In practical terms, this means:

AI builders must document data sources meticulously. If you can't prove you obtained data legitimately, you're exposed.
Customer contracts now matter more than copyright law. If a customer's terms say "don't train on our data," that's a contractual obligation, not a fair use question.
Confidentiality agreements are becoming IP tools. Companies like Reddit are profiting precisely because they've negotiated explicit licensing deals, not relying on fair use exemptions.

The Licensing Pivot: Why Settlements Are Just Beginning

The biggest lawsuit development of 2025 was the $1.5 billion settlement in the Bartz v. Anthropic case—a case in which Anthropic faced a potentially massive statutory damages penalty for downloading millions of pirated copies of works it used for training.

But licensing is accelerating faster than litigation. Warner Music Group and Suno announced that the parties settled a lawsuit, with Suno launching an entirely new model in 2026 that consists of "more advanced and licensed models" while current models will be phased out.

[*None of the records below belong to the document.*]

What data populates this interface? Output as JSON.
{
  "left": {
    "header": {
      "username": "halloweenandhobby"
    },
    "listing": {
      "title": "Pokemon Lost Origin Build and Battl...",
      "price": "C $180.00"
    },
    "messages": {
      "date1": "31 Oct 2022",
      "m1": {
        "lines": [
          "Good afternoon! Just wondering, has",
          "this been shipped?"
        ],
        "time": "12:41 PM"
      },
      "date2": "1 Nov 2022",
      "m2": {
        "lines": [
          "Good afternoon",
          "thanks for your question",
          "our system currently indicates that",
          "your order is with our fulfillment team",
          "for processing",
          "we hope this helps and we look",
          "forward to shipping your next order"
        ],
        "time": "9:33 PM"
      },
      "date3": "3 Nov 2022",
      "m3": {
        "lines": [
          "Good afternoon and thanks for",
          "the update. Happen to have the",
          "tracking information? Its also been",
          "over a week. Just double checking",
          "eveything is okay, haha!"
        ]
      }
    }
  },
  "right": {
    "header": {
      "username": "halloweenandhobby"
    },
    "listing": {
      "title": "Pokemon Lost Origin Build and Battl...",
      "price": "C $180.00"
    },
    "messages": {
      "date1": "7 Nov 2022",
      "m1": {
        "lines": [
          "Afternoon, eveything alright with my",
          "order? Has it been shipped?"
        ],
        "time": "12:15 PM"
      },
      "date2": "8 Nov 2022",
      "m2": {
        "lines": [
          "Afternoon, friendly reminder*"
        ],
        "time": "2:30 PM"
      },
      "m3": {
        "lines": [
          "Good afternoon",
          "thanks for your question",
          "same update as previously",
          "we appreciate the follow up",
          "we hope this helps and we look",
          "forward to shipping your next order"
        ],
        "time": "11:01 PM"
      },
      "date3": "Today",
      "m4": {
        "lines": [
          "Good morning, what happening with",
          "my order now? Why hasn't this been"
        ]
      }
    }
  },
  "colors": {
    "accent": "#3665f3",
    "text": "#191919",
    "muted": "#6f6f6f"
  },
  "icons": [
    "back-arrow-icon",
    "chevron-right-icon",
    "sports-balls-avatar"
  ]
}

This pattern reveals the 2026 playbook: litigation → settlement → licensing → profitability.

The key insight? The AI copyright issue around mass-scale data scraping will be effectively resolved through a combination of private settlements, licensing deals, and micropayments. This isn't about copyright anymore—it's about negotiating fair rates and building trust.

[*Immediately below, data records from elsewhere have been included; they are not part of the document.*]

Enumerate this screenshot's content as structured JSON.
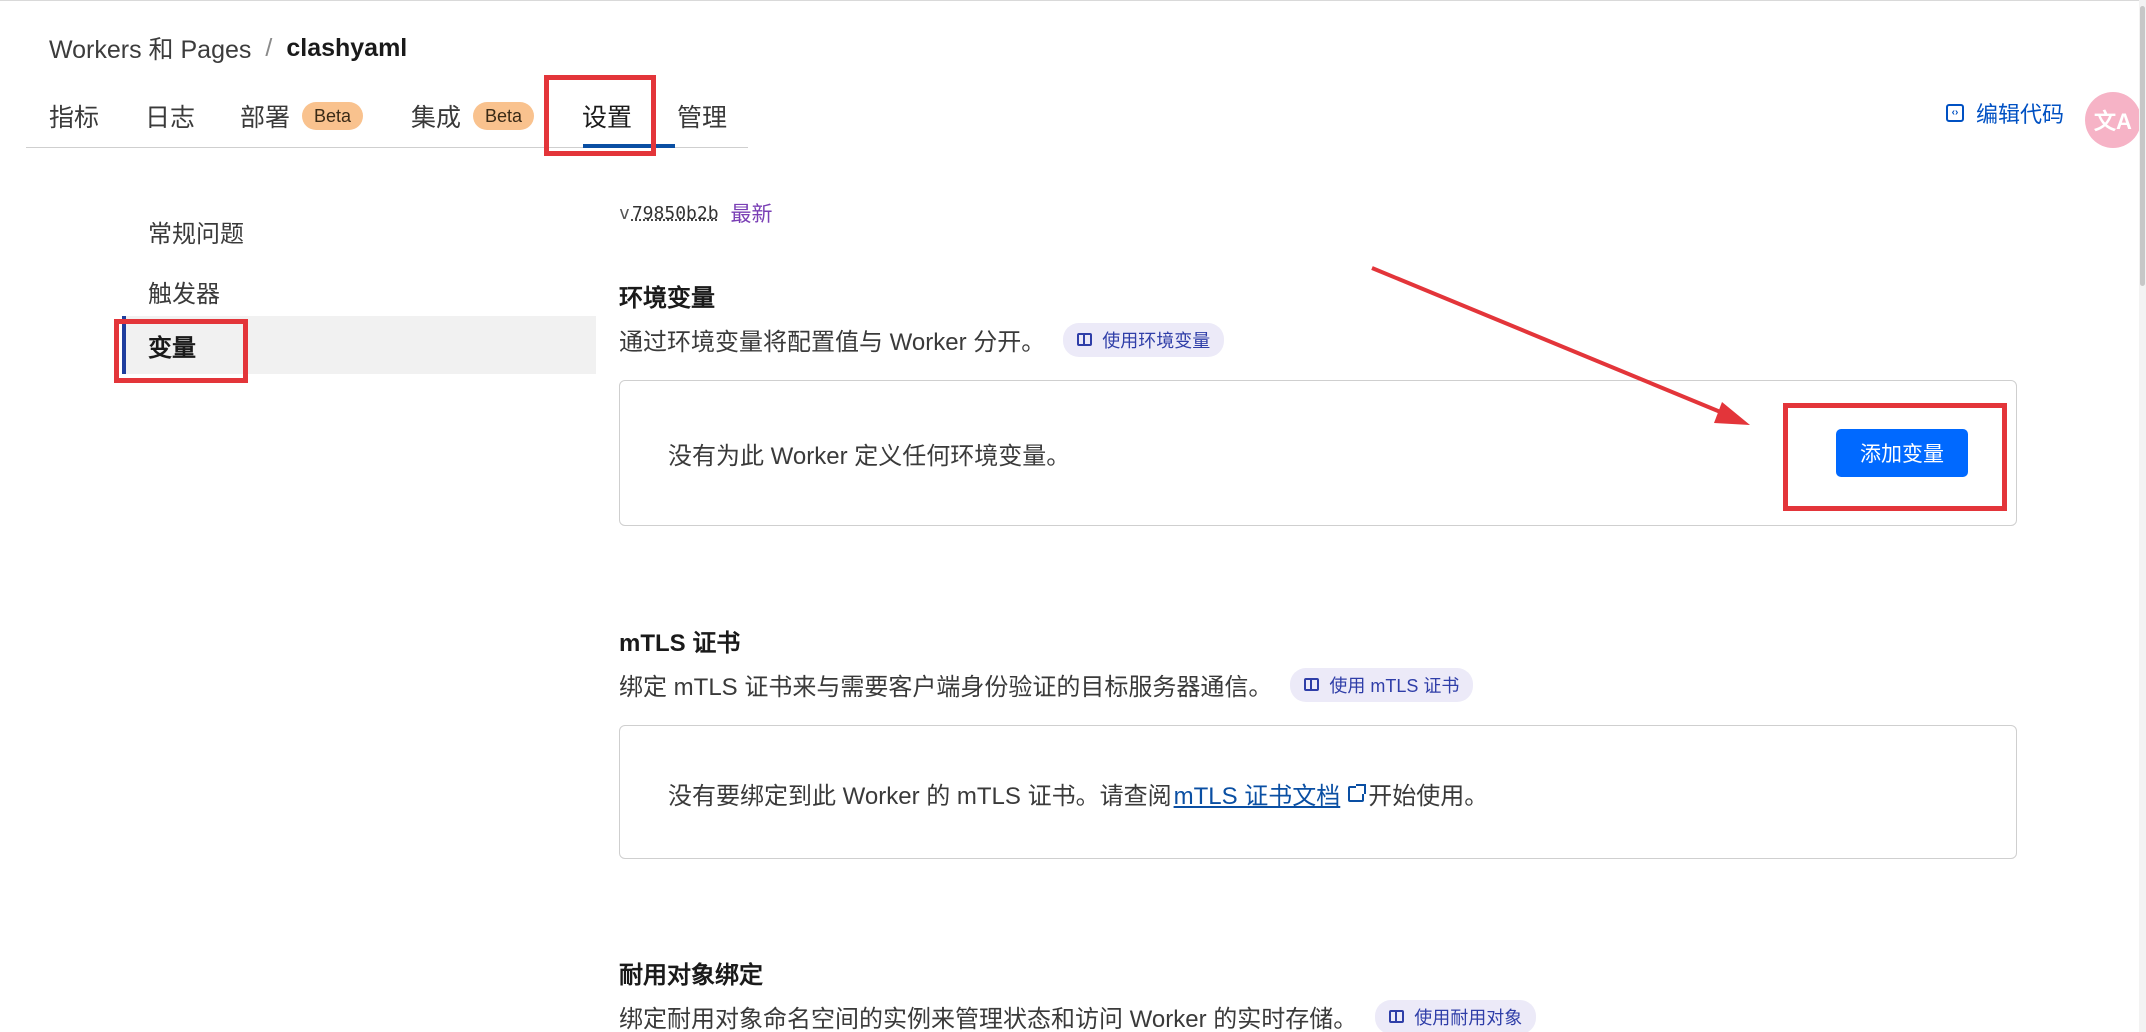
{
  "breadcrumb": {
    "parent": "Workers 和 Pages",
    "separator": "/",
    "current": "clashyaml"
  },
  "tabs": [
    {
      "label": "指标",
      "badge": ""
    },
    {
      "label": "日志",
      "badge": ""
    },
    {
      "label": "部署",
      "badge": "Beta"
    },
    {
      "label": "集成",
      "badge": "Beta"
    },
    {
      "label": "设置",
      "badge": ""
    },
    {
      "label": "管理",
      "badge": ""
    }
  ],
  "header_actions": {
    "edit_code": "编辑代码",
    "translate_icon": "translate-icon"
  },
  "side_nav": [
    {
      "label": "常规问题"
    },
    {
      "label": "触发器"
    },
    {
      "label": "变量"
    }
  ],
  "version": {
    "prefix": "v",
    "hash": "79850b2b",
    "status": "最新"
  },
  "sections": {
    "env": {
      "title": "环境变量",
      "description": "通过环境变量将配置值与 Worker 分开。",
      "doc_link": "使用环境变量",
      "empty_text": "没有为此 Worker 定义任何环境变量。",
      "add_button": "添加变量"
    },
    "mtls": {
      "title": "mTLS 证书",
      "description": "绑定 mTLS 证书来与需要客户端身份验证的目标服务器通信。",
      "doc_link": "使用 mTLS 证书",
      "empty_prefix": "没有要绑定到此 Worker 的 mTLS 证书。请查阅",
      "empty_link": "mTLS 证书文档",
      "empty_suffix": "开始使用。"
    },
    "durable": {
      "title": "耐用对象绑定",
      "description": "绑定耐用对象命名空间的实例来管理状态和访问 Worker 的实时存储。",
      "doc_link": "使用耐用对象"
    }
  },
  "colors": {
    "primary": "#0069ff",
    "link": "#0a4fa3",
    "badge": "#f9c28e",
    "annotation": "#e3353a",
    "version_latest": "#7a3fb5"
  }
}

The Supreme Court's Authorship Ruling Changes the Game

One more critical piece: The US Supreme Court denied certiorari on March 2, 2026, thereby reaffirming human authorship as a foundational requirement of US copyright law, even in this era of rapid AI advancement.

This has implications beyond copyright. If you want IP protection, there must be a human in the process. Careful documentation of human contributions to the creative and inventive process is more critical than ever.

For builders of AI, this means: if your system generates copyrighted output, you have no copyright protection for that output. That shifts liability questions backward to the training stage, where data provenance becomes paramount.

What This Means for AI Companies in 2026

Build a documented data-provenance strategy. It is the time to professionalize your AI compliance program.

The companies winning in 2026 aren't betting on fair use. They're:

Licensing explicitly. The New York Times' deal with Amazon is reportedly worth $20 million to $25 million. Google's deal with Reddit covers use of Reddit's user-generated content for training its Gemini models.
Building transparency mechanisms. Figma's lawsuit has forced the industry to ask: what data are you using, where did it come from, and did you have permission?
Documenting human involvement. If a human provides significant creative input—such as editing, arranging, or selecting AI-generated elements—a work might be eligible for copyright protection. The extent of human involvement and the level of control exerted by human creators are crucial factors.

Key Takeaways

Copyright battles are shifting ground. Fair use is contested, but data provenance and confidentiality breaches are increasingly actionable. The Figma case signals courts are willing to hear non-copyright claims.
Settlements are setting rates, not resolving principles. There is no sign of training data licensing agreements between large rights owners and AI companies slowing down anytime soon. Expect more licensing deals than final court verdicts.
Trade secrets and confidentiality are the new liability vector. If you promised customers you wouldn't train on their data, that's a contract violation—no fair use exception applies.
Data provenance now outweighs fair use doctrine. Courts are likely to clarify how they distinguish 'transformative' training from substitutive uses, especially when models are general-purpose rather than direct competitors. But the easiest win for plaintiffs is proving you got the data illegally.
Human authorship requirements raise the stakes. Human-contributed AI-assisted works may be protectable, but Dr. Thaler explicitly disclaimed any human creative input, so the court did not address how much human involvement is necessary. AI builders must document human contributions or lose IP protection entirely.